Le rapport au temps : un instant figé ou une éternité suspendue ?
Lorsque l’on prend une photo, on capte un moment, un instant suspendu. Pourtant, ce moment, dans la photographie numérique, est perçu comme instantané. L’image apparaît immédiatement sur l’écran de l’appareil ou de l’ordinateur, prête à être visualisée, modifiée, partagée. Tout est rapide, immédiat, souvent jetable. Il y a une certaine légèreté dans cette approche, une approche qui peut faire perdre de vue l’importance du temps qui passe. Mais à quel prix ?
La photographie argentique, au contraire, impose un rapport au temps bien plus profond. Chaque prise de vue devient un acte réfléchi. Le temps que l'on passe à choisir son sujet, à composer l'image, à ajuster la lumière, à vérifier les paramètres d'exposition est un moment de méditation. Ensuite, il y a l'attente du développement, l'incertitude de ne pas savoir si le cliché a parfaitement réussi ou non. Cette attente n’est pas un fardeau, mais une part du plaisir de l'argentique. Un cliché en noir et blanc, pris avec soin, se développe lentement, puis prend forme dans la chambre noire. Ce temps d'attente et de travail manuel me semble plus en harmonie avec ce que la photographie devrait être : un processus, une réflexion, une construction.
En choisissant l'argentique, je choisis de ralentir le temps. Contrairement au numérique, où le flux d'images ne fait que croître, en argentique chaque image est précieuse, chaque exposition est une réflexion. Cela impose une forme de ralentissement de notre rapport à la photographie, ce qui est pour moi un élément essentiel.
La durabilité de l’argentique : Un patrimoine que l’on conserve
L’un des atouts majeurs de la photographie argentique, en noir et blanc, est la durabilité des images. Un négatif noir et blanc, s’il est bien conservé, peut durer des décennies, voire des siècles. Le tirage papier, souvent réalisé sur des papiers spéciaux (baryté, fibre), possède une résistance à l’épreuve du temps. Il n’est pas seulement un fichier électronique, il est un objet physique, souvent chargé de l’histoire du photographe lui-même.

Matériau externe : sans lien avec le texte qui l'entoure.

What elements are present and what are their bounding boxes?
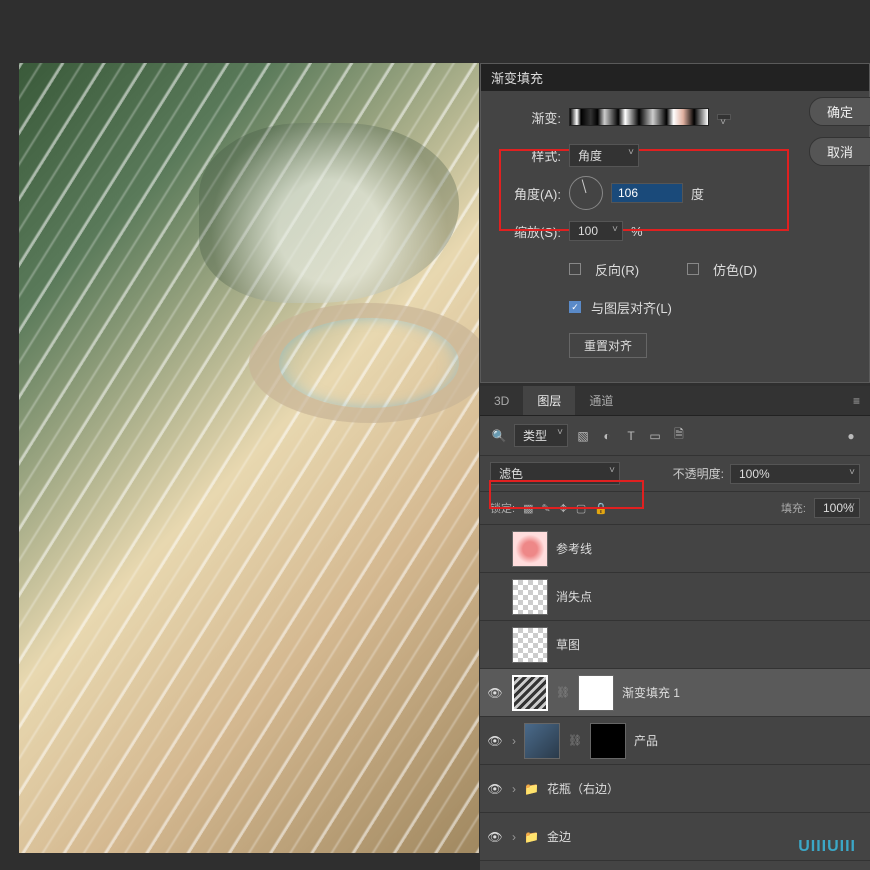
- reverse-label: 反向(R): [595, 260, 639, 279]
- tab-layers[interactable]: 图层: [523, 386, 575, 415]
- layer-row[interactable]: 消失点: [480, 573, 870, 621]
- filter-smart-icon[interactable]: 🗎: [670, 425, 688, 446]
- scale-input[interactable]: 100: [569, 221, 623, 241]
- filter-image-icon[interactable]: ▧: [574, 429, 592, 443]
- layer-filter-bar: 🔍 类型 ▧ ◐ T ▭ 🗎 ●: [480, 416, 870, 456]
- layer-row[interactable]: 草图: [480, 621, 870, 669]
- layer-name: 金边: [547, 828, 571, 845]
- ok-button[interactable]: 确定: [809, 97, 870, 126]
- layer-thumb[interactable]: [512, 627, 548, 663]
- layer-name: 花瓶（右边）: [547, 780, 619, 797]
- filter-type-dropdown[interactable]: 类型: [514, 424, 568, 447]
- visibility-toggle[interactable]: 👁: [486, 830, 504, 844]
- layer-thumb[interactable]: [524, 723, 560, 759]
- highlight-box-style: [499, 149, 789, 231]
- gradient-label: 渐变:: [499, 108, 561, 127]
- mask-thumb[interactable]: [590, 723, 626, 759]
- filter-toggle-icon[interactable]: ●: [842, 429, 860, 443]
- panel-menu-icon[interactable]: ≡: [843, 388, 870, 414]
- folder-icon: 📁: [524, 782, 539, 796]
- align-checkbox[interactable]: ✓: [569, 301, 581, 313]
- fill-input[interactable]: 100%: [814, 498, 860, 518]
- opacity-input[interactable]: 100%: [730, 464, 860, 484]
- canvas-preview[interactable]: [19, 63, 479, 853]
- filter-shape-icon[interactable]: ▭: [646, 429, 664, 443]
- layer-thumb[interactable]: [512, 531, 548, 567]
- gradient-fill-dialog: 渐变填充 确定 取消 渐变: 样式: 角度 角度(A): 106 度 缩放(S)…: [480, 63, 870, 383]
- align-label: 与图层对齐(L): [591, 298, 672, 317]
- visibility-toggle[interactable]: 👁: [486, 686, 504, 700]
- filter-adjust-icon[interactable]: ◐: [598, 429, 616, 443]
- gradient-dropdown[interactable]: [717, 114, 731, 120]
- gradient-preview[interactable]: [569, 108, 709, 126]
- reset-align-button[interactable]: 重置对齐: [569, 333, 647, 358]
- tab-3d[interactable]: 3D: [480, 388, 523, 414]
- opacity-label: 不透明度:: [673, 465, 724, 482]
- search-icon: 🔍: [490, 429, 508, 443]
- expand-icon[interactable]: ›: [512, 782, 516, 796]
- panel-tabs: 3D 图层 通道 ≡: [480, 386, 870, 416]
- layer-list: 参考线 消失点 草图 👁 ⛓ 渐变填充 1 👁 › ⛓ 产品 �: [480, 525, 870, 861]
- visibility-toggle[interactable]: 👁: [486, 734, 504, 748]
- canvas-artwork: [199, 123, 459, 303]
- link-icon[interactable]: ⛓: [568, 734, 582, 747]
- layer-thumb[interactable]: [512, 675, 548, 711]
- layer-row[interactable]: 👁 › 📁 花瓶（右边）: [480, 765, 870, 813]
- style-dropdown[interactable]: 角度: [569, 144, 639, 167]
- folder-icon: 📁: [524, 830, 539, 844]
- layer-name: 草图: [556, 636, 580, 653]
- expand-icon[interactable]: ›: [512, 734, 516, 748]
- dialog-title: 渐变填充: [481, 64, 869, 91]
- fill-label: 填充:: [781, 500, 806, 516]
- dither-checkbox[interactable]: [687, 263, 699, 275]
- visibility-toggle[interactable]: 👁: [486, 782, 504, 796]
- layer-thumb[interactable]: [512, 579, 548, 615]
- filter-text-icon[interactable]: T: [622, 429, 640, 443]
- layer-name: 产品: [634, 732, 658, 749]
- cancel-button[interactable]: 取消: [809, 137, 870, 166]
- expand-icon[interactable]: ›: [512, 830, 516, 844]
- layer-name: 参考线: [556, 540, 592, 557]
- layers-panel: 3D 图层 通道 ≡ 🔍 类型 ▧ ◐ T ▭ 🗎 ● 滤色 不透明度: 100…: [480, 386, 870, 870]
- reverse-checkbox[interactable]: [569, 263, 581, 275]
- dither-label: 仿色(D): [713, 260, 757, 279]
- highlight-box-blend: [489, 480, 644, 509]
- tab-channels[interactable]: 通道: [575, 386, 627, 415]
- angle-dial[interactable]: [569, 176, 603, 210]
- watermark: UIIIUIII: [798, 838, 856, 856]
- layer-name: 渐变填充 1: [622, 684, 680, 701]
- layer-name: 消失点: [556, 588, 592, 605]
- layer-row[interactable]: 👁 › ⛓ 产品: [480, 717, 870, 765]
- mask-thumb[interactable]: [578, 675, 614, 711]
- layer-row-selected[interactable]: 👁 ⛓ 渐变填充 1: [480, 669, 870, 717]
- layer-row[interactable]: 参考线: [480, 525, 870, 573]
- link-icon[interactable]: ⛓: [556, 686, 570, 699]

La longévité de l’argentique me rassure dans un monde où la photographie numérique est d’une fragilité inquiétante. La possibilité de conserver un négatif, de réaliser plusieurs tirages à partir d’un même document originel, me permet d’avoir un contrôle total sur la pérennité de l’image. Si mes tirages sont bien protégés, leur qualité reste intacte, sans risque de dégradation numérique.
En revanche, les fichiers numériques, bien qu’ils offrent une souplesse indéniable, sont soumis à des risques multiples. Un fichier peut se corrompre, un disque dur peut tomber en panne, un format peut devenir obsolète. La perte de données est un danger permanent dans le monde numérique, et je trouve cela frustrant. Quand on sait qu’une photo numérique ne fait que se multiplier en copies multiples, il y a une certaine illusion de sécurité, mais en réalité, ces copies ne sont rien de plus que des lignes de code, prêtes à disparaître dans le néant technologique à la première défaillance.
La fragilité du numérique : Une illusion de permanence
La photographie numérique en noir et blanc a ses mérites, mais elle manque de la robustesse de l’argentique. Certes, le numérique permet un contrôle immédiat sur l’image, des ajustements rapides, et la possibilité d’enregistrer des milliers de photos sans contrainte matérielle, mais il existe un danger inhérent à cette facilité. Le numérique semble donner l'illusion d'une permanence, mais en réalité, il dépend entièrement de la technologie qui le soutient.
Les formats numériques, bien qu’améliorés et standardisés, peuvent évoluer très rapidement. Un fichier jpeg ou tiff pris aujourd’hui pourrait être illisible demain, simplement parce qu'un logiciel n’existe plus pour le lire, ou parce que le support de stockage utilisé ne sera plus accessible dans quelques années. La rapidité de l’obsolescence des technologies, qu'il s'agisse de disques durs, de clés USB ou même des plateformes en ligne, est une réalité qui me pousse à douter de la "pérennité" des images numériques.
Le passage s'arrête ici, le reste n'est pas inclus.